参考論文
Anderson, S. P., & Renault, R. (1999). Pricing, Product Diversity, and Search Costs: A Bertrand-Chamberlin-Diamond Model. The RAND Journal of Economics, 30(4), 719–735
はじめに
一般的に、差別化のしにくいコモディティ商品の市場では、価格競争が起きやすいと言われています。差別化の度合いが小さいと、価格弾力性(価格を下げた時に競合他社からどれほど顧客を奪えるかという指標)が大きくなってしまうからです。ですがここでは、差別化されていないという性質をむしろ利用して、価格競争を緩和する策を提案します。内容は、以下の記事とまったく同じです。
ケース
観光地では、似たような商品やサービスを売る店がたくさんあるのに、高価格が維持されている現象が散見されます。直感的には、差別化されていないサービスが大量にある場合には価格競争は激しくなるはずです。この現象について、以下の理論で説明できます。つまり観光客は、どの店も似たようなサービスが売られていると予想して、わざわざサーチコストを払ってまで各店を比較検討しないのです。(観光客というのは、観光できる時間が限られていて、なおかつ検索する代わりに他の場所を観光することができるため、機会損失的にサーチコストが高いです。

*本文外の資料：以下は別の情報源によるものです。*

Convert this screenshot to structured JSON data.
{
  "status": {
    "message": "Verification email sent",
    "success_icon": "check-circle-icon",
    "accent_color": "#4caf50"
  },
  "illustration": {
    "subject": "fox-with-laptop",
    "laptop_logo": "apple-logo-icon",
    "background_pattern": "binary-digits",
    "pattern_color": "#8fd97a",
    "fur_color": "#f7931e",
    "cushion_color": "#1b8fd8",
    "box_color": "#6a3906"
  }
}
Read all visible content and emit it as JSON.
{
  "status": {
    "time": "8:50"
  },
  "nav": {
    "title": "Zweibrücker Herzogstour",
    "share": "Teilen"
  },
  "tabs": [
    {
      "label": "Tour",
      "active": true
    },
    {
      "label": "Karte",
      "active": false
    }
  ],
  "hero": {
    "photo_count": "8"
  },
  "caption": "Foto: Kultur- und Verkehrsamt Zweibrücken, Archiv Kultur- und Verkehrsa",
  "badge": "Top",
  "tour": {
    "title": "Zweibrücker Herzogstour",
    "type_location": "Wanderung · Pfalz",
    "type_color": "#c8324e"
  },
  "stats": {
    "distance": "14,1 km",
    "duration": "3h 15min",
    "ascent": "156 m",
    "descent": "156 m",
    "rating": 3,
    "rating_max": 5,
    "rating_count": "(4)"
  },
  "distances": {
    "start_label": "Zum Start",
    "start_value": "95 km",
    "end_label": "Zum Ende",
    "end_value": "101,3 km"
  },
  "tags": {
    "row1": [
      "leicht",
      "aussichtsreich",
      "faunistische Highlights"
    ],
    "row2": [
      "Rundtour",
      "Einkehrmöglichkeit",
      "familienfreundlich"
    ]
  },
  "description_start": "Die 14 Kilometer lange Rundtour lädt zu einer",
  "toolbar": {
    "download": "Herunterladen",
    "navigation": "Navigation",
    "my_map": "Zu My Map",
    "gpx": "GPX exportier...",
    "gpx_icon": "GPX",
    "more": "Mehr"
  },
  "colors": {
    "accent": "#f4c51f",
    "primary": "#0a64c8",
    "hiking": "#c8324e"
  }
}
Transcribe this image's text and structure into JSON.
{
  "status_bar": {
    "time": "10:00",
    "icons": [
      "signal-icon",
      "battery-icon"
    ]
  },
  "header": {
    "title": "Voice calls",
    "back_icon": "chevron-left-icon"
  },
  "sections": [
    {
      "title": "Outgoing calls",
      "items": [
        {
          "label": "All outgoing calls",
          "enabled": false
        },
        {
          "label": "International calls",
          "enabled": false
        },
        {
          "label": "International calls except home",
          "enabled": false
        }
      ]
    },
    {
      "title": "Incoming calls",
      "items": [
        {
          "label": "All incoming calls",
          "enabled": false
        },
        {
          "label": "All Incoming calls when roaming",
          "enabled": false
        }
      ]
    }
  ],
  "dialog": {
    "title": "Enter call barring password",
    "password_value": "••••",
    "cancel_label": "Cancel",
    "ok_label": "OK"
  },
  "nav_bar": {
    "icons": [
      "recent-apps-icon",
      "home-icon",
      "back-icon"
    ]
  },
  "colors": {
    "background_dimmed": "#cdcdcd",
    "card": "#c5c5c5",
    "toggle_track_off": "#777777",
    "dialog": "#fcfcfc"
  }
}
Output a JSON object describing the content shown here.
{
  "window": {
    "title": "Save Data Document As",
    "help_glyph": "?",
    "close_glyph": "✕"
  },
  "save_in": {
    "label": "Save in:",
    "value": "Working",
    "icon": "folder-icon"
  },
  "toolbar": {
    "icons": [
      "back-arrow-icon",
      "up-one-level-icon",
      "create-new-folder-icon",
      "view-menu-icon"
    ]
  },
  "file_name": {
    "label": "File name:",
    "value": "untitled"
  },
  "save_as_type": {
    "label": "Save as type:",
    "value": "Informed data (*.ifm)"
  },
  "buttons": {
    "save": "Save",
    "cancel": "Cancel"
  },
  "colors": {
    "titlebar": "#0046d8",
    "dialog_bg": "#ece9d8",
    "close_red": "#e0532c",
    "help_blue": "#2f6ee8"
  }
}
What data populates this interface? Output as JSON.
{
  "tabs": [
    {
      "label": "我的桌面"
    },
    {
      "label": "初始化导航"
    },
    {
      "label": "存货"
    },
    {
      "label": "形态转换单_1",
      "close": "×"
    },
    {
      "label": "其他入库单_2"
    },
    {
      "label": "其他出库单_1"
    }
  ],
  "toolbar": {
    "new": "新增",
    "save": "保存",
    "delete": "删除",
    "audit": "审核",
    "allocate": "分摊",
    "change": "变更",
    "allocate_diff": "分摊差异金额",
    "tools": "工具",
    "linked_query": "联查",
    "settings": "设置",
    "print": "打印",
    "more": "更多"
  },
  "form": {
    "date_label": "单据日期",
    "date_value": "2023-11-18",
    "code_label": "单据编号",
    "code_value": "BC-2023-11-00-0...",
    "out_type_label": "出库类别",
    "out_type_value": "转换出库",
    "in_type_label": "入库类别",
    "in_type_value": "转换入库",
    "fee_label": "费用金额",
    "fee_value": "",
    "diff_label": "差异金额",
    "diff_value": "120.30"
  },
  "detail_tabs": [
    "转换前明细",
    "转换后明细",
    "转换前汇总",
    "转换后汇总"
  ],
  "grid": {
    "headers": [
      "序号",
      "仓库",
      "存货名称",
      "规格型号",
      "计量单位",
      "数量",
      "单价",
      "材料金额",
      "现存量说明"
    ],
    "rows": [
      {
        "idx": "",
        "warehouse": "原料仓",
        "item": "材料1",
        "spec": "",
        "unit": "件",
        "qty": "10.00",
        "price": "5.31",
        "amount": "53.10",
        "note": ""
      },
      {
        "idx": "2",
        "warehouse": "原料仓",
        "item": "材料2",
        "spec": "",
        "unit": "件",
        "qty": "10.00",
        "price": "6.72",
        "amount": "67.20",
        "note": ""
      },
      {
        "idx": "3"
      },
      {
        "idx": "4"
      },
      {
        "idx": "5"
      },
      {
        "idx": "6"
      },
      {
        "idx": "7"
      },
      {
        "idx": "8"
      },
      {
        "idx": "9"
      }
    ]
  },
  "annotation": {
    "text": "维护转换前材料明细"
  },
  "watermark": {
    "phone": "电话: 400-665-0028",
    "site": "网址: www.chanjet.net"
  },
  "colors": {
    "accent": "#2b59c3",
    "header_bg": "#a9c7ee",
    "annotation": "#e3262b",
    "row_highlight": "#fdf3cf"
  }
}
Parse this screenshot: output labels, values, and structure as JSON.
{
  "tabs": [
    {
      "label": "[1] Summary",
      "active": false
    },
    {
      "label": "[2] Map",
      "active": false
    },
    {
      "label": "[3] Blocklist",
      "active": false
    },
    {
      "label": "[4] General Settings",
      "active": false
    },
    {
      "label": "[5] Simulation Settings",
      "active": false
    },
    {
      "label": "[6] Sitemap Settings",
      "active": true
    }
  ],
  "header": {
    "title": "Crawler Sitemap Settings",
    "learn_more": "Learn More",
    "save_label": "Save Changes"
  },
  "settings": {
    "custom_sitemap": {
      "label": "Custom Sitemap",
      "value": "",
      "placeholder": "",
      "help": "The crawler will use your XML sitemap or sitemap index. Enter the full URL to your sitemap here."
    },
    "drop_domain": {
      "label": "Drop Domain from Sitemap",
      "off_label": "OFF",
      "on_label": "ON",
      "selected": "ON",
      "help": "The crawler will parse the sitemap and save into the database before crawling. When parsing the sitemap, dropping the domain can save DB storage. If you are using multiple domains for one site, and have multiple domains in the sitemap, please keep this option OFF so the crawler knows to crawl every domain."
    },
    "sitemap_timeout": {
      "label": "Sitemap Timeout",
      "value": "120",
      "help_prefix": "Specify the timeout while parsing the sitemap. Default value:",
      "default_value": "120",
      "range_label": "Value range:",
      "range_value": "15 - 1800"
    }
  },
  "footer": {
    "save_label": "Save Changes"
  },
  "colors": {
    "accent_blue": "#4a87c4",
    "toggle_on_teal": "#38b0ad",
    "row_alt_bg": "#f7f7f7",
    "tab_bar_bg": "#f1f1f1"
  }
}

)つまり観光客は各商品サービスの価格を把握しないため、価格弾力性が小さくなり、価格競争が高価格が維持されているのです。
もし、十分に異なるサービスが提供されていて、そのことを観光客が把握している場合はどうなるでしょうか。彼らには、自身の好みと適合する店舗を特定する動機が生まれ、検索を活発にするようになるはずなので、その過程で各店舗の価格を把握するようになるでしょう。消費者が各店舗の価格を把握するようになると価格弾力性が大きくなるので、価格競争が起きやすくなってしまうはずです。
戦略への応用
この理論を用いて、業界全体で差別化がされていないコモディティ商品の戦略を考えます。一般的には、差別化されていない商品同士の競争では価格競争が起きやすくなるとされています。ですがこの記事でみたように、差別化がなされていないことをむしろ活用して価格競争を抑えることができるかもしれません。つまり、サーチコストを大きくし、「どの商品も似たり寄ったりなら検索しなくてよい」と消費者に思わせることで、消費者の検索活動を停滞させ各商品の価格を把握しないように促し、価格弾力性を小さくするのです。価格弾力性が小さくなると、価格競争は緩やかになります。前述した論理より、検索コストを大きくすることによる価格競争を緩和する効果は、差別化されている市場よりも、差別化されていないコモディティ市場の方が大きくなるはずです。
ただし、価格情報が簡単にすぐに調べられてしまうような商材では、この記事での理論は成り立たなくなります。